Vincent Radke, a breakfast server at Annie’s restaurant in downtown Newport, said the tourism industry was good in 2023.
He expects that it will be the same next year with the “same spirit of the people.”
“Now is the slow season. To my surprise, this year is better,” Mr. Radke told The Epoch Times, before he turned to a customer and said, “Our pancakes are the best.”
In the coastal town of Hull, Massachusetts, situated on Boston’s South Shore, joggers and power walkers hustle up and down the sandy crescent of Nantasket Beach at low tide.
At The Saltwater Diner in the town center, Abby Winnett is busy serving the homemade meatloaf special to the lunchtime crowd.
Last year should’ve been better, Ms. Winnett said, “but I feel like it’s been worse. You still can’t afford anything. The gas went down a little. That’s good. It’s just the cost of living. It’s out of control.”
Ms. Winnett doesn’t consider herself a political person by any means, voting only “once in my life.” She’s not about to let the antics of the 2024 election ruin her year.
“I don’t watch TV. The less I know, the better,” she said, grinning. “I know that’s probably not a good thing.”
As far as opinions go, Rick at the counter said, “I’ve got a lot of them. I usually keep them to myself.”

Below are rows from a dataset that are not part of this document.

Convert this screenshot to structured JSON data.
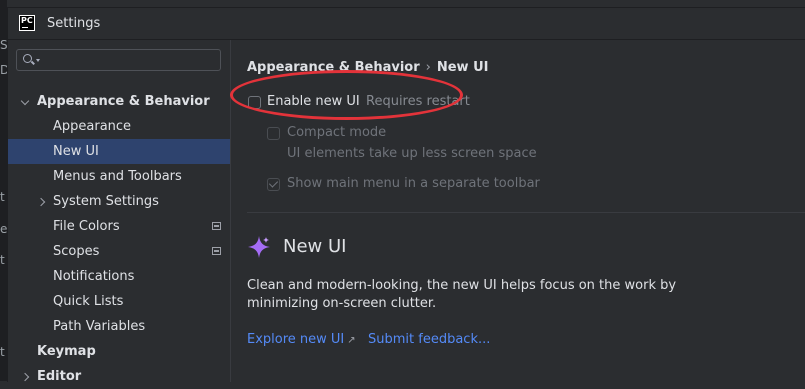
{
  "window": {
    "title": "Settings",
    "app_icon": "PC"
  },
  "behind": [
    "S",
    "D",
    "t",
    "e",
    "t",
    "t"
  ],
  "search": {
    "placeholder": "",
    "value": ""
  },
  "sidebar": {
    "items": [
      {
        "label": "Appearance & Behavior",
        "bold": true,
        "expand": "down",
        "indent": 0
      },
      {
        "label": "Appearance",
        "indent": 1
      },
      {
        "label": "New UI",
        "indent": 1,
        "selected": true
      },
      {
        "label": "Menus and Toolbars",
        "indent": 1
      },
      {
        "label": "System Settings",
        "indent": 1,
        "expand": "right"
      },
      {
        "label": "File Colors",
        "indent": 1,
        "project_icon": true
      },
      {
        "label": "Scopes",
        "indent": 1,
        "project_icon": true
      },
      {
        "label": "Notifications",
        "indent": 1
      },
      {
        "label": "Quick Lists",
        "indent": 1
      },
      {
        "label": "Path Variables",
        "indent": 1
      },
      {
        "label": "Keymap",
        "bold": true,
        "indent": 0
      },
      {
        "label": "Editor",
        "bold": true,
        "expand": "right",
        "indent": 0
      }
    ]
  },
  "breadcrumb": {
    "parent": "Appearance & Behavior",
    "separator": "›",
    "current": "New UI"
  },
  "options": {
    "enable_new_ui": {
      "label": "Enable new UI",
      "hint": "Requires restart",
      "checked": false
    },
    "compact_mode": {
      "label": "Compact mode",
      "hint": "UI elements take up less screen space",
      "checked": false
    },
    "show_main_menu": {
      "label": "Show main menu in a separate toolbar",
      "checked": true
    }
  },
  "promo": {
    "title": "New UI",
    "description": "Clean and modern-looking, the new UI helps focus on the work by minimizing on-screen clutter.",
    "explore_link": "Explore new UI",
    "feedback_link": "Submit feedback..."
  },
  "colors": {
    "accent_link": "#548af7",
    "selection": "#2e436e",
    "annotation": "#e3333a",
    "sparkle": "#a46cf5"
  }
}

He said that 2023 was good to the town financially, for the most part.
“Internationally, there’s a lot of issues. There’s a handful of people who are trying to destroy the world,” Rick said.
For a heady double shot of holiday cheer, the Sly Fox Tavern in Quincy, Massachusetts, 13 miles away from Hull, was the place to be on a Friday night in mid-December.
Co-owner Mary McKenna said she has no complaints about 2023. Business was good overall. The interior renovations from 2018 are complete and looking fantastic. She and her husband, Gerry, have just celebrated their 19th year of ownership since emigrating to the United States from Ireland.
“Health, people being happy,” that’s what counts, Ms. McKenna told The Epoch Times.
“Mental health for people that are working from home and support for the markets and businesses. Hopefully, they will come out of this.”
Just then, a customer dressed in a Santa Claus outfit walked into the bar, and the patrons began singing “We Wish You a Merry Christmas!”
The Santa smiled at the welcome reception, eased himself into a high-top chair, and ordered a pint of beer.
“I bought this costume for a party two years ago,” the Santa told The Epoch Times, and asked that his real name be kept a secret.
“I find that every time I put it on and go somewhere, everybody is happy. They‘ll say ’Merry Christmas.‘ They’ll hug you. They'll want to take a picture.
“Everybody should have a Santa outfit. Look at the response.”
There’s “no politics” in Santa’s realm, he said.
“Someone sees Santa and thinks it’s Christmas. It’s a happy time. It’s good stuff. It’s like when you were a kid and there was no politics. You put your tree up. You wrapped presents. It’s good stuff.”